There's always the original dream that ignited all of this – doing Cairo–Cape Town with the bicycle. I've always had plans to row a body of water, so this is in the cards, but I also want to try some different conditions – like colder weather. It'll be a whole new domain for me and I'm looking forward to learning and experiencing new things.
It's always better for me to be a beginner in some things; I think I'm stealing this quote from Alastair Humphreys, "I'm far more interested in being a beginner than in becoming an expert" I'm trying to experience more things in life, see more, and grow more. I'm looking for something different than what I already did. So not cycling, not running, and not swimming – maybe rowing or doing something in icy conditions. If that doesn't work I'll probably go back to the bicycle because I love it and I love moving with it. But definitely for now no more running or swimming.
What's one piece of advice you would give to an aspiring adventurer who hasn't taken the leap?
The hardest thing is actually starting – that's the hardest step. After that you just live the experience, you have fun, you gain more knowledge – you just live it. Before that you feel like it's so big, you're scared of taking the first step, but it's really important so just take it. Use what you have: bicycle, hitchhike, or walk. Don't spend a lot of money, eat the cheapest things possible – foul or jam. Sleep at the cheapest places possible. And you could also save a bit here and there while you're living your day-to-day life. Use whatever gear you have; you don't have to buy any fancy things, anything will do. At the end of the day, it's the experience; it's not about how you function, it's about living the experience with whatever resources that you have.
Egypt is your playground. You don't need a permit or a visa, you don't need to buy a plane ticket. It's a vast country with a lot of diverse things you can do. You think there are barriers but there are none – so start there. If you're worried about taking three or six months off before starting your career, don't worry. Anyone who's been in a career for five or 10- years will also tell you that – it will actually broaden your horizon, it'll add a lot to you. You'll have more opportunities coming back from an adventure than before. It'll lead you to more adventures and you'll end up planning things better, knowing exactly what you need or don't need. It'll broaden your horizons and make you grow.

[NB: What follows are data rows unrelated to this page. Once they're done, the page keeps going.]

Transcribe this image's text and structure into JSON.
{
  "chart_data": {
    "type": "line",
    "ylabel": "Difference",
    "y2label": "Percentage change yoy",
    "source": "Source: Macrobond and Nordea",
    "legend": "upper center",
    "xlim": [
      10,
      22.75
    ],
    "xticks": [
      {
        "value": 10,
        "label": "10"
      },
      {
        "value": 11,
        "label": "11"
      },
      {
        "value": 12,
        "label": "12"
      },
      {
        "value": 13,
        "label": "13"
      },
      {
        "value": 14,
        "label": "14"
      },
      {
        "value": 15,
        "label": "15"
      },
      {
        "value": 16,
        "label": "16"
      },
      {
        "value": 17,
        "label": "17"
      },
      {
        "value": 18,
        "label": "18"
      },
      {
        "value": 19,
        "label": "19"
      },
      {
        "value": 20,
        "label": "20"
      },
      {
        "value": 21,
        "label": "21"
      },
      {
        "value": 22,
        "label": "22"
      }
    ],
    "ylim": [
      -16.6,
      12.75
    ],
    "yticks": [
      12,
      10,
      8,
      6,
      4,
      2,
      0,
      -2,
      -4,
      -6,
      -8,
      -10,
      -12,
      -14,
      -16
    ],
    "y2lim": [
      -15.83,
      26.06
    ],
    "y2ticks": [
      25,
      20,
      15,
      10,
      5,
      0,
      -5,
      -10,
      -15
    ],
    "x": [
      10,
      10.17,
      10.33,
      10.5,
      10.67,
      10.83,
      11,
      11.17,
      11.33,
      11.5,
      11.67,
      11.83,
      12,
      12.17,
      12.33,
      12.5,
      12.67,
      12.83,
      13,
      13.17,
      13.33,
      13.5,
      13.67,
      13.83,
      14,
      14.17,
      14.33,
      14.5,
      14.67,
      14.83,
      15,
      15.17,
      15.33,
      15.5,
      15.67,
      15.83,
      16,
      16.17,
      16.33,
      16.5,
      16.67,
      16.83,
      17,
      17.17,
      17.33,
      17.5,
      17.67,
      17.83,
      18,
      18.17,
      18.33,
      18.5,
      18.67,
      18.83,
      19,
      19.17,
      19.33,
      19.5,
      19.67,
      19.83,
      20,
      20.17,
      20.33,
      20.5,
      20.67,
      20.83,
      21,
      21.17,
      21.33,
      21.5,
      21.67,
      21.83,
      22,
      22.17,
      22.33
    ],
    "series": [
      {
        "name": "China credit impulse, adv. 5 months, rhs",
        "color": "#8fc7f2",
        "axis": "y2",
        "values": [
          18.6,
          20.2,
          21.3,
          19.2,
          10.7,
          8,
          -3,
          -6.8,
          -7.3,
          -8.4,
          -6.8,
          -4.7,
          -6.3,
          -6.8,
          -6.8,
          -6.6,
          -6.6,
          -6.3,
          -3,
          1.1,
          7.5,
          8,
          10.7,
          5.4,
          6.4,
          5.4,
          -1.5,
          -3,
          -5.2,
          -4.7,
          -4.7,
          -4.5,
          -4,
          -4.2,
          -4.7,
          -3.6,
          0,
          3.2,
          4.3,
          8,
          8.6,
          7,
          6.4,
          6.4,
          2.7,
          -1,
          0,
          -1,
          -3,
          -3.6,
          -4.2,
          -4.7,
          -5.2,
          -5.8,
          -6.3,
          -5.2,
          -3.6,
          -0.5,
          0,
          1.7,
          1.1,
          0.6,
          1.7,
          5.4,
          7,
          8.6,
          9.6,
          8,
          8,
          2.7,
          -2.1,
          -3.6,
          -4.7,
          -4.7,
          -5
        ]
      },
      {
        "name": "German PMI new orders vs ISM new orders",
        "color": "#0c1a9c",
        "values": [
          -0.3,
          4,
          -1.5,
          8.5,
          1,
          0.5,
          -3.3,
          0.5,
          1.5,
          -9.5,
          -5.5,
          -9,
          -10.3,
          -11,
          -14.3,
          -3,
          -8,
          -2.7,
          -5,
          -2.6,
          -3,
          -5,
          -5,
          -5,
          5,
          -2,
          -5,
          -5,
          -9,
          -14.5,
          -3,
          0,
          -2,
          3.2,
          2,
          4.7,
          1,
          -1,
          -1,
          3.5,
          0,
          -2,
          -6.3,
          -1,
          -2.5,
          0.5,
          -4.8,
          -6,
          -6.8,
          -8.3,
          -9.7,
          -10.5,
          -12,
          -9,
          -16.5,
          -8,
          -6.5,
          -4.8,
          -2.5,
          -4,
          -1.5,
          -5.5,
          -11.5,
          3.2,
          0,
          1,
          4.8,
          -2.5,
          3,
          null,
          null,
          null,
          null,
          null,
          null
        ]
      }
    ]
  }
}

Aside from the thrill of adventure, what gets you out of bed?
What gets me out of bed beside that is curiosity, really – curiosity to know what I can do in life. I'm curious to know about many things and to know how to improve myself in many things – like how I always wanted to learn to write, to draw, play musical instruments, maybe improve my running time at a certain distance. So, always having a goal that I'm gunning for. I've always wanted to do some carpentering, some electrical work – learning some new skills and having some physical goals. Besides all that is seeing my friends, seeing the person that I love, seeing my family and spending time with them – that is always a good excuse to get out of bed. Meeting with them, having a chat, going out – all simple things that we take for granted that make getting out of bed really worth it.